Parodie ou nostalgie ?

     Dans ce True Grit, la patte des Coen brothers n’apparaît pas aussi clairement que dans leurs films précédents. Ils s’inspirent souvent d’une catégorie bien définie du cinéma américain (polar, comédie, fantastique, etc.) comme le faisait naguère Mel Brooks ou, en France, Paul Paviot avec ses courts métrages humoristiques et germanopratins des années 50 intitulés Chicago Digest ou Torticola contre Frankensberg (dans lesquels débutèrent, entre autres, Daniel Gélin et Michel Piccoli). Le western manquait à la liste des deux frangins, c’est désormais chose faite en reprenant le scénario du premier True Grit - « La jeune Mattie Ross, 14 ans, cherche à engager un Marshall pour 100 dollars afin de rattraper le bandit qui a tué son père » - réalisé par Henry Hathaway, avec John Wayne, en 1969. Une différence notable entre les deux versions : John Wayne et Jeff Bridges ne sont pas borgnes du même ½il !

     Bien entendu, les moyens dont disposent aujourd’hui Joel et Ethan rendent difficile la comparaison avec les pochades que j’évoquais plus haut. Le problème c’est que l’habituelle Coen touch n’est guère apparente dans ce film hybride. Donc, les amateurs de westerns « au premier degré » ne seront pas déçus : décors, paysages, chevauchées, traversées de rivière en crue, méchants torves, héros alcooliques et thèmes musicaux ouesterniens font de ce True Grit bis la synthèse de tous les films de cow-boys qui l’ont précédé, la sincérité en moins. Par contre, ceux qui espéraient leur rendez-vous rituel avec les frères Coen seront plutôt désarçonnés (évidemment !)

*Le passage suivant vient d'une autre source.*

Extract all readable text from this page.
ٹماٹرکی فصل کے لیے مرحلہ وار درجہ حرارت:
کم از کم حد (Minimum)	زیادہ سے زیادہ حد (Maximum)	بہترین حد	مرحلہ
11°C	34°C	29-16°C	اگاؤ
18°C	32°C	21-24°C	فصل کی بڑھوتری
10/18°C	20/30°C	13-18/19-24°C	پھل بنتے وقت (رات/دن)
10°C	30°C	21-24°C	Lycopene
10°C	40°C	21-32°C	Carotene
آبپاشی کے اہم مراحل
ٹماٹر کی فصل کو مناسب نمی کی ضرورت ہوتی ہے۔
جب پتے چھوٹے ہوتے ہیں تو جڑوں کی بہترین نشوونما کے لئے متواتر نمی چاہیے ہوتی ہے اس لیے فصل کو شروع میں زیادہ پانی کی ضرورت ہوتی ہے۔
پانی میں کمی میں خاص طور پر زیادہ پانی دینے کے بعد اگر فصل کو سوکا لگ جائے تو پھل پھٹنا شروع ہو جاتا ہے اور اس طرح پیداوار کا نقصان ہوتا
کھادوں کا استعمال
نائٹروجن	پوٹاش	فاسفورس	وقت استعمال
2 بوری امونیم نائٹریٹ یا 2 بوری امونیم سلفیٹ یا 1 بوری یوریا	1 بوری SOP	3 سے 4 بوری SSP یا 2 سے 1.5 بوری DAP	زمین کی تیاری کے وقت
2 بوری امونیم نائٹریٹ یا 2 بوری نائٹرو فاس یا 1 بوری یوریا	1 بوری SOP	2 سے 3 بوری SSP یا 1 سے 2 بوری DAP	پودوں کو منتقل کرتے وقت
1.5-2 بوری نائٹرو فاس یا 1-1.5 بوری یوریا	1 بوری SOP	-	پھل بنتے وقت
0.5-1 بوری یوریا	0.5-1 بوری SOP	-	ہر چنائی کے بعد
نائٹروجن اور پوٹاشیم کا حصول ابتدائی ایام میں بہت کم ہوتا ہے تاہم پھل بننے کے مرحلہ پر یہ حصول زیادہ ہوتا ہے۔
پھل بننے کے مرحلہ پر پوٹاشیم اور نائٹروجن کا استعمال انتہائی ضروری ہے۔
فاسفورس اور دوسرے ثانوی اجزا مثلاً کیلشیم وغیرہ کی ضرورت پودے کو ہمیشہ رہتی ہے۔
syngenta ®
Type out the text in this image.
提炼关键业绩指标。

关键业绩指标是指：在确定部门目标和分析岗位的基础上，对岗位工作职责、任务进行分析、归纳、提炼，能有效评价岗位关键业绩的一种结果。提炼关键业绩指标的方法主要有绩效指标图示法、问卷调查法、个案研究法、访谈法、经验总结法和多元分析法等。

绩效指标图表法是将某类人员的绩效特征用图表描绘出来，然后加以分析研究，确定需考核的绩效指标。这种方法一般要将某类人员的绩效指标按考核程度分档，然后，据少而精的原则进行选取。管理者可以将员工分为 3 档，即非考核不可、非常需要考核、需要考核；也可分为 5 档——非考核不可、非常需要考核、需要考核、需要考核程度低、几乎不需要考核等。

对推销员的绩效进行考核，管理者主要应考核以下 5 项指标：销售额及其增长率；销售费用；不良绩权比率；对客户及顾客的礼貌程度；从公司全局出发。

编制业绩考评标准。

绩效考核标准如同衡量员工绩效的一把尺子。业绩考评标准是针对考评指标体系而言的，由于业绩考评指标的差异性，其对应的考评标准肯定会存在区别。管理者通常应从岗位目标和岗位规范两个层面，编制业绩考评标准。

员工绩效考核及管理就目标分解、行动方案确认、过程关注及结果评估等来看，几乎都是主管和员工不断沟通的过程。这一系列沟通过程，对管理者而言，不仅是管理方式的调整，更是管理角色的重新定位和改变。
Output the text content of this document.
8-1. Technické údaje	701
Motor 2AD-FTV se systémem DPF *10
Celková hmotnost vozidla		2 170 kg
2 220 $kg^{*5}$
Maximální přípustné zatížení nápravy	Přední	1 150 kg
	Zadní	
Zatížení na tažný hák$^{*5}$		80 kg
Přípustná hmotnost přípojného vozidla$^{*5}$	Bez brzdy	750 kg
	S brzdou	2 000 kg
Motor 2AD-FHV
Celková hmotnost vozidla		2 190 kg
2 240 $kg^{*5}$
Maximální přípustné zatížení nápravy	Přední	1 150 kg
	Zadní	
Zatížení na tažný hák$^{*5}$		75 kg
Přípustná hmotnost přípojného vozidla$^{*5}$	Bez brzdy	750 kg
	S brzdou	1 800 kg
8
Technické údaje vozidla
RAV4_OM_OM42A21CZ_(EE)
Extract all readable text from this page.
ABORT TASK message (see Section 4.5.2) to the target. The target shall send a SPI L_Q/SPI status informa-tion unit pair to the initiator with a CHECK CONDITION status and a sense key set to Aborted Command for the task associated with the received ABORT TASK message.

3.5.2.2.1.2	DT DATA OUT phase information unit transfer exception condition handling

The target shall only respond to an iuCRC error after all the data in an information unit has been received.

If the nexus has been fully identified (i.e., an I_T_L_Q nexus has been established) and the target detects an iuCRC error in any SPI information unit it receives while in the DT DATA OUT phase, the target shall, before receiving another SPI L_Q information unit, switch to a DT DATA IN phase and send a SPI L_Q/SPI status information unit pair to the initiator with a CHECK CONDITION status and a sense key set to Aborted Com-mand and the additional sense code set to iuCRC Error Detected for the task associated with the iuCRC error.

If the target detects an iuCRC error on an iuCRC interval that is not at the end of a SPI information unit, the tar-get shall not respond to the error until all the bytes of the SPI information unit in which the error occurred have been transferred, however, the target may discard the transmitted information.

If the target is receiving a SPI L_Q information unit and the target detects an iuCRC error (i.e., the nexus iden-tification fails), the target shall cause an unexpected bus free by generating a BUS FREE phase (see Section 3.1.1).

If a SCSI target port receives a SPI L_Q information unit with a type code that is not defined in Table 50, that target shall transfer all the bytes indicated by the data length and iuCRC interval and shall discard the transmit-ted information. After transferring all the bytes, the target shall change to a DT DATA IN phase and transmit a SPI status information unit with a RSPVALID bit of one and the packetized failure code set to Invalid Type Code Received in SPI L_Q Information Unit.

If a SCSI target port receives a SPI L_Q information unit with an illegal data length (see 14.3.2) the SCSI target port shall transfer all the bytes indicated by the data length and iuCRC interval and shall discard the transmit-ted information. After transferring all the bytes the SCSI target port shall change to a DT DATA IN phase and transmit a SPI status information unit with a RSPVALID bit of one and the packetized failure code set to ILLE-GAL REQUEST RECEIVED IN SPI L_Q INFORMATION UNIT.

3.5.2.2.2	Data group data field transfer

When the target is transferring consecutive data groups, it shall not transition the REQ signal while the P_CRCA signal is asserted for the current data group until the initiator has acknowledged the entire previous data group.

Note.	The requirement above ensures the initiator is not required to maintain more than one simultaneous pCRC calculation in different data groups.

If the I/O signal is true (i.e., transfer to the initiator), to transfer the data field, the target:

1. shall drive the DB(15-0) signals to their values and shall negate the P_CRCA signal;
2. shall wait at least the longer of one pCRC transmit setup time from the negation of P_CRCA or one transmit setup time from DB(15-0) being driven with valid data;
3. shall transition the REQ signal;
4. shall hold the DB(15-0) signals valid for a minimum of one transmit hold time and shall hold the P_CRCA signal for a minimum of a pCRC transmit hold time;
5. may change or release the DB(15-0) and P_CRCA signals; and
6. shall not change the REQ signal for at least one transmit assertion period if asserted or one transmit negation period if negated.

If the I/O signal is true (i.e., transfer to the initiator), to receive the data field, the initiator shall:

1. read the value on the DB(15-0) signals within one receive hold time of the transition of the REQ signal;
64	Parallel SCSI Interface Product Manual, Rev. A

      L’impression de malaise est suscitée par le jeu des acteurs qui donnent trop l’impression de parodier les grands anciens et finissent dans la caricature. L’excellent Jeff Bridges - épatant en Lebowski - ne convainc guère en Marshall borgne-pochard-titubant-à-la-voix-éraillée. L’inévitable Matt Damon (qu’on n’avait pas vu sur un écran depuis au moins une semaine) propose un pastiche d’Henry Fonda en Texas Ranger pète-sec et service-service, les « méchants » semblent sortir d’une production Disney, etc. Seule l’héroïne tend vers l’originalité : Hailee Steinfeld, pré–ado trop vite grandie, tient tête à une bande de cartes seniors bardées de flingues dans des affrontements improbables où elle a chaque fois le dernier mot, évidemment. On pressent que ce garçon manqué risque de finir vieille fille si elle (il ?) sort intacte de cette aventure. Il y a, aussi, une trop longue mise en place de la situation, faite d’une succession d’interminables scènes dialoguées en champ/contre-champ enchaînant des marchandages répétitifs où les propositions, refus, discussions, re-refus, puis accord extorqué  tournent en boucle. L’étrange trio formé par le Marshall, le Ranger et Mattie Ross peut enfin se mettre en route à la recherche de l'assassin. On va perdre Matt Damon à plusieurs reprises durant les chevauchées qui suivent mais, hélas, on le récupère à chaque fois…

 On envisage alors d’abandonner cet ersatz de film dont on n’espère plus rien, lorsque, après plus de 90 minutes qui se traînent sans surprise, les frères Coen se réveillent enfin et nous offrent un dernier quart d’heure inattendu et admirable qui prouve que nous étions bien au cinéma, avec tout le plaisir qu’on peut en espérer. Certes, le prologue est un peu long, mais peut-être que la traversée de ce purgatoire est le prix à payer pour pouvoir jouir totalement de cet étincelant final. Donc, entre P et ***, je vous laisse juge.